Blessed are you who hunger now,
for you will be satisfied.
Blessed are you who weep now,
for you will laugh. . . .
“But woe to you who are rich,
for you have already received your comfort.
Woe to you who are well fed now,
for you will go hungry.
Woe to you who laugh now,
for you will mourn and weep.
Woe to you when everyone speaks well of you,
for that is how their ancestors treated the false prophets.”
Jesus’ astounding words here turn everything on their heads. The rich and powerful believed they were God’s kingdom people, but according to Jesus it was the poor and the hungry and the oppressed. But the question that comes to the forefront is this: With whom does Jesus side? I don’t think there is any doubt. Jesus sides with the poor and against the rich and powerful. And now he calls us to follow him.
We also see this emphasis on justice in Jesus’ response to John’s disciples. When John is in Herod’s prison, he sends his disciples to ask Jesus if he is the Messiah or if they should expect someone else. Jesus gives them this answer (Luke 7:22-23):
“Go back and report to John what you have seen and heard: The blind receive sight, the lame walk, those who have leprosy are cleansed,the deaf hear, the dead are raised, and the good news is proclaimed to the poor. Blessed is anyone who does not stumble on account of me.”
Justice is at the heart of Jesus’ kingdom dream. Of all the things Jesus could have used to prove that he was the one who was to come, he chose to show how he was aligning himself with the poor and disfranchised. Apparently, in John’s mind at least, only the Messiah would show such mercy and compassion to the poor. And now, Jesus calls us to follow him.
If there is any doubt about Jesus’ commitment to justice, all we need to do is look at the early church because there we see Jesus’ disciples following Jesus.

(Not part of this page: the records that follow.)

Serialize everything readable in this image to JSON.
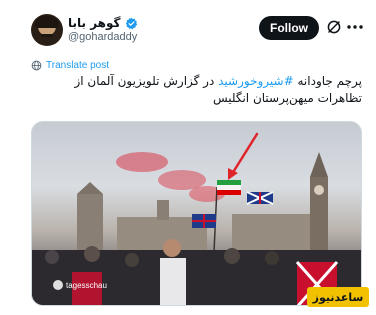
{
  "user": {
    "display_name": "گوهر بابا",
    "handle": "@gohardaddy",
    "verified": true
  },
  "header": {
    "follow_label": "Follow",
    "grok_icon": "grok-icon",
    "more_icon": "more-icon"
  },
  "translate": {
    "label": "Translate post",
    "icon": "globe-icon"
  },
  "tweet": {
    "line1_before": "پرچم جاودانه ",
    "line1_hashtag": "#شیروخورشید",
    "line1_after": " در گزارش تلویزیون آلمان از",
    "line2": "تظاهرات میهن‌پرستان انگلیس"
  },
  "media": {
    "watermark": "tagesschau"
  },
  "brand": {
    "label": "ساعدنیوز"
  },
  "colors": {
    "accent": "#1d9bf0",
    "follow_bg": "#0f1419",
    "brand_yellow": "#f2c200"
  }
}
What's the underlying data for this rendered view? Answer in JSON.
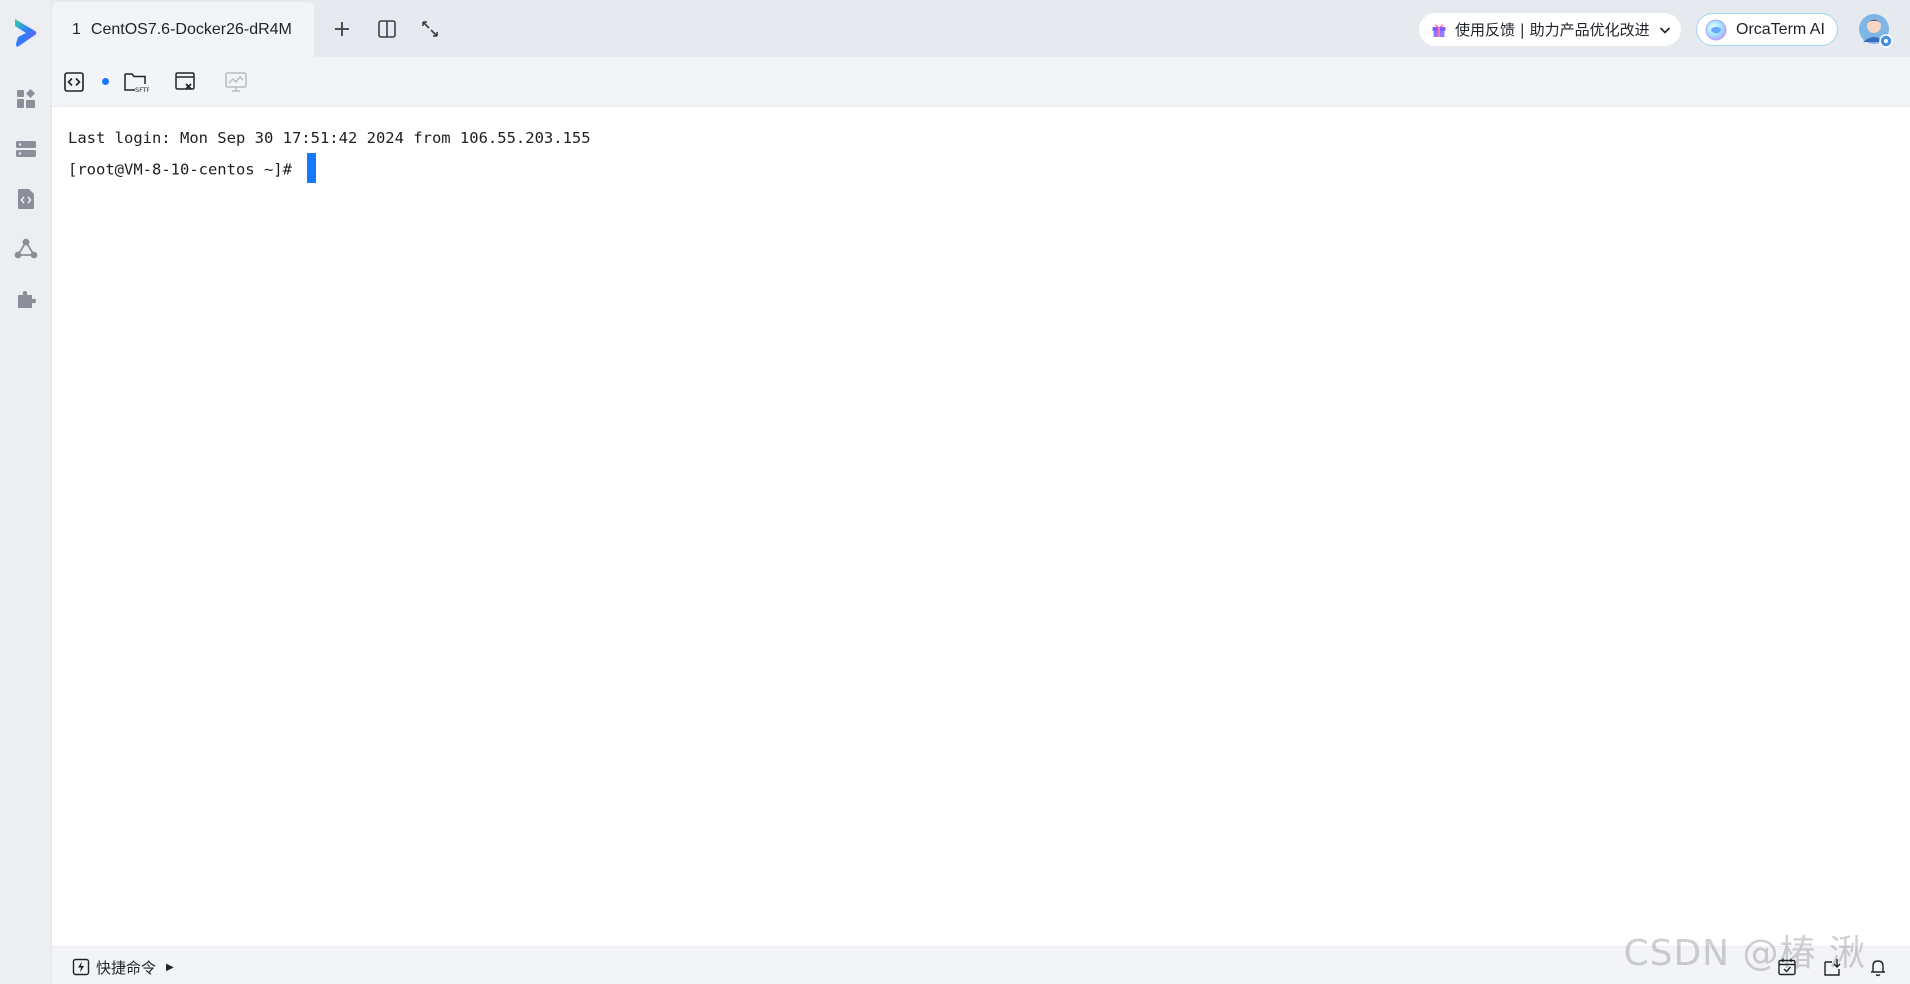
{
  "sidebar": {
    "logo": "app-logo",
    "items": [
      {
        "icon": "dashboard-icon"
      },
      {
        "icon": "server-list-icon"
      },
      {
        "icon": "code-file-icon"
      },
      {
        "icon": "network-nodes-icon"
      },
      {
        "icon": "plugin-icon"
      }
    ]
  },
  "tabbar": {
    "tab": {
      "number": "1",
      "label": "CentOS7.6-Docker26-dR4M"
    },
    "actions": [
      "add-tab-icon",
      "split-view-icon",
      "expand-icon"
    ],
    "feedback": {
      "label": "使用反馈 | 助力产品优化改进"
    },
    "ai": {
      "label": "OrcaTerm AI"
    }
  },
  "toolbar": {
    "tools": [
      "terminal-code-icon",
      "sftp-folder-icon",
      "file-edit-icon",
      "monitor-chart-icon"
    ],
    "sftp_label": "SFTP",
    "status_color": "#1677ff"
  },
  "terminal": {
    "lines": [
      "Last login: Mon Sep 30 17:51:42 2024 from 106.55.203.155",
      "[root@VM-8-10-centos ~]# "
    ],
    "cursor_color": "#1677ff"
  },
  "bottombar": {
    "quick_label": "快捷命令",
    "watermark": "CSDN @椿  湫",
    "icons": [
      "calendar-check-icon",
      "download-box-icon",
      "bell-icon"
    ]
  }
}
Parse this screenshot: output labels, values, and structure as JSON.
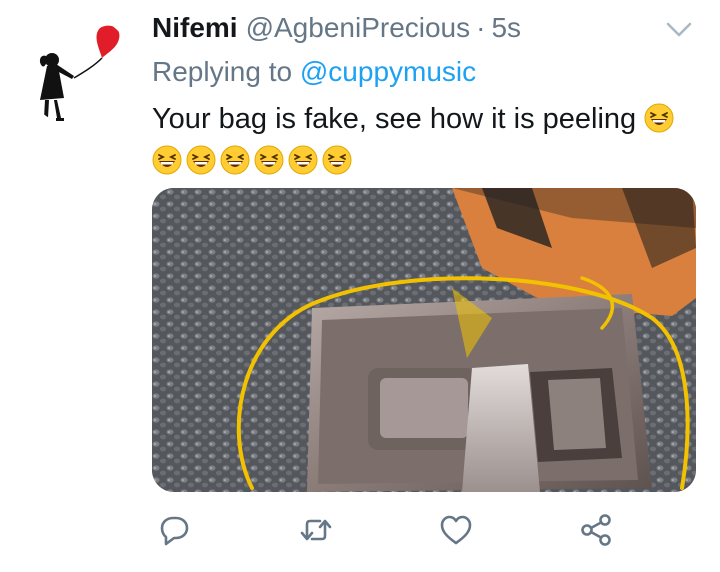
{
  "author": {
    "display_name": "Nifemi",
    "handle": "@AgbeniPrecious",
    "separator": "·",
    "time_ago": "5s"
  },
  "reply": {
    "prefix": "Replying to",
    "mention": "@cuppymusic"
  },
  "tweet": {
    "text": "Your bag is fake, see how it is peeling",
    "trailing_emoji": "grinning-squinting-face",
    "emoji_row_count": 6
  },
  "icons": {
    "reply": "reply-icon",
    "retweet": "retweet-icon",
    "like": "heart-icon",
    "share": "share-icon",
    "menu": "chevron-down-icon"
  },
  "colors": {
    "text": "#14171a",
    "secondary": "#657786",
    "link": "#1da1f2",
    "icon": "#657786",
    "highlight_circle": "#f2c200"
  }
}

One passage will do (Acts 4:32-35):
“All the believers were one in heart and mind. No one claimed that any of their possessions was their own, but they shared everything they had. With great power the apostles continued to testify to the resurrection of the Lord Jesus. And God’s grace was so powerfully at work in them all that there were no needy persons among them. For from time to time those who owned land or houses sold them, brought the money from the sales and put it at the apostles’ feet, and it was distributed to anyone who had need.”
What can account for this emphasis in the early church? Only one thing. They decided to follow Jesus.
What is a Christian? A Christian is someone who follows Jesus in the way of justice and who actively promotes God’s justice through a society shaped by Jesus’ kingdom ideals. Scot McKnight writes (and remember this whole series is response to Scot’s book, One Life): “Any vision of Jesus that doesn’t land squarely on the word kingdom isn’t the vision of Jesus, and the word justice is inside the word kingdom.”
Supposedly, although I have my doubts, Christopher Columbus said, “You’ll never cross the ocean until you have the courage to lose sight of the shore.” Following Jesus in the way of justice takes a lot of courage, a lot of sacrifice, a lot of money, and a lot of heart. It is, in fact, losing sight of everything the world believes about riches and power and “the good life” and pursuing Jesus’ dream, heart and soul, for a just and righteous kingdom. Now that’s a new world I want to discover!